Data dumps/What the dumps are not

From Meta, a Wikimedia project coordination wiki

A few words about what the xml/sql dumps are not.

The dumps are not backups.

  • They contain only public data. No user email addresses, certainly no passwords. No IP addresses of users. Rebuilding from a dump means every user re-registers from scratch with 0 edits. Deleted revisions would not be available to be undeleted later if that were determined to be appropriate. AbuseFilter rules are not dumped, so those would need to be reconstructed from scratch. And so on.

The dumps are not consistent.

  • They do not reflect a consistent state of the database. It's perfectly possible for a dump process to pull metadata from a revision for the first phase of the dump ('stubs') and when it later tries to get the revision text, to find that the text is no longer available (hidden by administrators). The page table is dumped earlier and the contents may have changed by the time stubs are retrieved. Consistency would require a working with snapshot of the database itself, or locking the database long enough for the entire dump process to complete (2 weeks!), or post-processing the generated dumps.
  • They do not necessarily reflect a single version of MediaWiki. In an effort to "fail fast" as the saying goes, we run batches of short jobs in order to produce a single file ('stubs') or batches of files (revision content). If MediaWiki has been deployed in the meantime, the new version will be used for the new files. A change in the code can mean that, for example, uids that were 0 in the revision table are now NULL in the actor table and are written out as <uid />; this change can take place in the middle of a run. (The particular bug is fixed, but there are countless potential examples.)
  • They do not reflect a consistent state of the data, above and beyond the database. MediaWiki does not do all actions atomically. A dump process may request revision content for a page that includes a template that has been altered, so that it adds pages to some new category. Until a page is rerendered, the category links table may be updated for some of the pages and not for others. Once again there are countless examples.

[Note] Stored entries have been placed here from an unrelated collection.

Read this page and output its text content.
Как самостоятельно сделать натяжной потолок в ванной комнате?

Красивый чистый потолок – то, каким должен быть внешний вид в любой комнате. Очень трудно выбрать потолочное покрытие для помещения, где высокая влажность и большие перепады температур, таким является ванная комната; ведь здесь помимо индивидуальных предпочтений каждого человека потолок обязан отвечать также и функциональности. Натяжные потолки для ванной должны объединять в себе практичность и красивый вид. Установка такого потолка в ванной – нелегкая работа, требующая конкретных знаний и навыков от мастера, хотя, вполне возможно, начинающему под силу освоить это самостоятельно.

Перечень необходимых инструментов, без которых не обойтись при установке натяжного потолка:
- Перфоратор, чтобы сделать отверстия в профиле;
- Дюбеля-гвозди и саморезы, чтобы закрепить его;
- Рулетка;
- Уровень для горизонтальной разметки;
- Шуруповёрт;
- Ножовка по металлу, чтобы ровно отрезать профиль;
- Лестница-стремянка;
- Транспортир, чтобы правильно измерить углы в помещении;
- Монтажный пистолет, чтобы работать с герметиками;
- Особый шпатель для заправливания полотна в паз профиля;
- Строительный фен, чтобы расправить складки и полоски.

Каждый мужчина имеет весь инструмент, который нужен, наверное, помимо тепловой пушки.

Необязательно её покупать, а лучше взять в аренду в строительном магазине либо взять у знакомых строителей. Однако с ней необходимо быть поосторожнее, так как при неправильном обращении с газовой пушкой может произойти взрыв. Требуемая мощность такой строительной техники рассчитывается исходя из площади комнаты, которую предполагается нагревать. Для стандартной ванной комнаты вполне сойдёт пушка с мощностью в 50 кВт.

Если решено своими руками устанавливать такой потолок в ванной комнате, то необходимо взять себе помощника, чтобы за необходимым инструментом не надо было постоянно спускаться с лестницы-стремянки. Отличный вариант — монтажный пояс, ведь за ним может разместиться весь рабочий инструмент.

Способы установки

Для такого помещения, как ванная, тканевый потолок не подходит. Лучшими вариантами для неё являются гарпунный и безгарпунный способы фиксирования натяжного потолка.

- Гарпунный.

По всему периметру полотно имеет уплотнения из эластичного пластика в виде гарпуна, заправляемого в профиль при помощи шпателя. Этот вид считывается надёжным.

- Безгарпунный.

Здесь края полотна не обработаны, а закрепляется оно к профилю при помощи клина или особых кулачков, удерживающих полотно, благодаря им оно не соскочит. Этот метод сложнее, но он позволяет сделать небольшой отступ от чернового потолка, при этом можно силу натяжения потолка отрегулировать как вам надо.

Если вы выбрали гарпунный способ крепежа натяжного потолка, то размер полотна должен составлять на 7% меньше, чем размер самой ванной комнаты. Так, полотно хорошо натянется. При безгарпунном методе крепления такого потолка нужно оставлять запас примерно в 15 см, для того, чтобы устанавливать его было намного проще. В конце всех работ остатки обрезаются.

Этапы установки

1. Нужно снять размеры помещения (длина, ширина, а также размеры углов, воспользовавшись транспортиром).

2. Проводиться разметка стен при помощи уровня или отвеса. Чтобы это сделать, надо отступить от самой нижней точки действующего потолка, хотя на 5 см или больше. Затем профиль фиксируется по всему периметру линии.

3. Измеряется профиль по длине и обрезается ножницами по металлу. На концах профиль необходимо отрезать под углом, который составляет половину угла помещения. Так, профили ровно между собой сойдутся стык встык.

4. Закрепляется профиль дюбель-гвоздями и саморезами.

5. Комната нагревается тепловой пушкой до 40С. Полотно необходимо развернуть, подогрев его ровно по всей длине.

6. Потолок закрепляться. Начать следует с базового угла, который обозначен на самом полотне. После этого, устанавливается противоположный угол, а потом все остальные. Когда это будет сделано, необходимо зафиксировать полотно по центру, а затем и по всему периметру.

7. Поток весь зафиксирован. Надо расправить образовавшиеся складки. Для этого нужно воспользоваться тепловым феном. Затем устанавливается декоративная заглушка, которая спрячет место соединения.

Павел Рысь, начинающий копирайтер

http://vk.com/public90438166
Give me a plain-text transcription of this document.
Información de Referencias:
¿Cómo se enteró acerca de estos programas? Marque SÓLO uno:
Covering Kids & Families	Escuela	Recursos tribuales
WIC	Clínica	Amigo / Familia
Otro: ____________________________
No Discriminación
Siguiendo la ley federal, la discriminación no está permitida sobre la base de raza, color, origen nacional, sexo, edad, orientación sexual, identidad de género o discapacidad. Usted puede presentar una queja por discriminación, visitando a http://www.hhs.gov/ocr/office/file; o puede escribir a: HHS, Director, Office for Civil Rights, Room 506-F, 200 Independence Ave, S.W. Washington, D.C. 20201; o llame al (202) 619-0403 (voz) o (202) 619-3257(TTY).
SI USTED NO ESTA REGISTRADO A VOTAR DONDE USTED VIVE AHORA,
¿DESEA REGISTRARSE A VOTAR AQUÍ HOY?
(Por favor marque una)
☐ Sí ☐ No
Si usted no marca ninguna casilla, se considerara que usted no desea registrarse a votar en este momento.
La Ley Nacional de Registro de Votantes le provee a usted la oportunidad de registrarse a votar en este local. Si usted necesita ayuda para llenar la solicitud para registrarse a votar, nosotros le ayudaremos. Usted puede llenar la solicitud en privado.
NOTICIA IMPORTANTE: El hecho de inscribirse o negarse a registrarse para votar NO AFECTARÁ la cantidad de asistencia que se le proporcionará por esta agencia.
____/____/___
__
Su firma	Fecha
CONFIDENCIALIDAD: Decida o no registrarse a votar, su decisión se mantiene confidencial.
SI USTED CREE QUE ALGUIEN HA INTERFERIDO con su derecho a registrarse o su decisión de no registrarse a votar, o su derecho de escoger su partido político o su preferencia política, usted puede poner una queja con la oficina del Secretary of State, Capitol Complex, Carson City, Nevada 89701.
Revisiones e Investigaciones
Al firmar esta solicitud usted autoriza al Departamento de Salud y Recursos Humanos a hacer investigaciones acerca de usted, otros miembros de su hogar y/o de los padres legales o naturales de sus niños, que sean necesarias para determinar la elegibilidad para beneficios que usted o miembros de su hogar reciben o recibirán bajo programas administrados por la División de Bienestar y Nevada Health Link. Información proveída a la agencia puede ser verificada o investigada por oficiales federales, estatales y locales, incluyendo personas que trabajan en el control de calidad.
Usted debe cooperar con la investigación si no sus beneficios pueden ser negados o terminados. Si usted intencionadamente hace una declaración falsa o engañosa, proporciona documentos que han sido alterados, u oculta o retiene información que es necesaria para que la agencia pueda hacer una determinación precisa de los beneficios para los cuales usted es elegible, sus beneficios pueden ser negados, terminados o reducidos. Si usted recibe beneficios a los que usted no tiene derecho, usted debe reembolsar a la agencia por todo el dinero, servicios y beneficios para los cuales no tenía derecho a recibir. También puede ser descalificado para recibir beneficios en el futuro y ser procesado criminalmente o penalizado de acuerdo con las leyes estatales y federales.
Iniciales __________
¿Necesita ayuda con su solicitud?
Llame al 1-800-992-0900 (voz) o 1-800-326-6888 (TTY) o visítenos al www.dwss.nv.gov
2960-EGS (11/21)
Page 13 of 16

The dumps are not complete.

  • The databases have broken data in them from various problems over the years. There are text records which point to nonexistent storage clusters, half-converted Flow records, and all kinds of other lovely things accumulated in the 15 years the projects have been around. These errors are not accounted for in the dumps; problematic entries are simply skipped, because the xml schema does not contain a means for describing errors encountered with the data itself.
  • No media dumps are produced. Even if we were to produce tarballs of media in use on the projects, there would still be all of the rest of the media on Commons to account for, the vast majority of it in fact.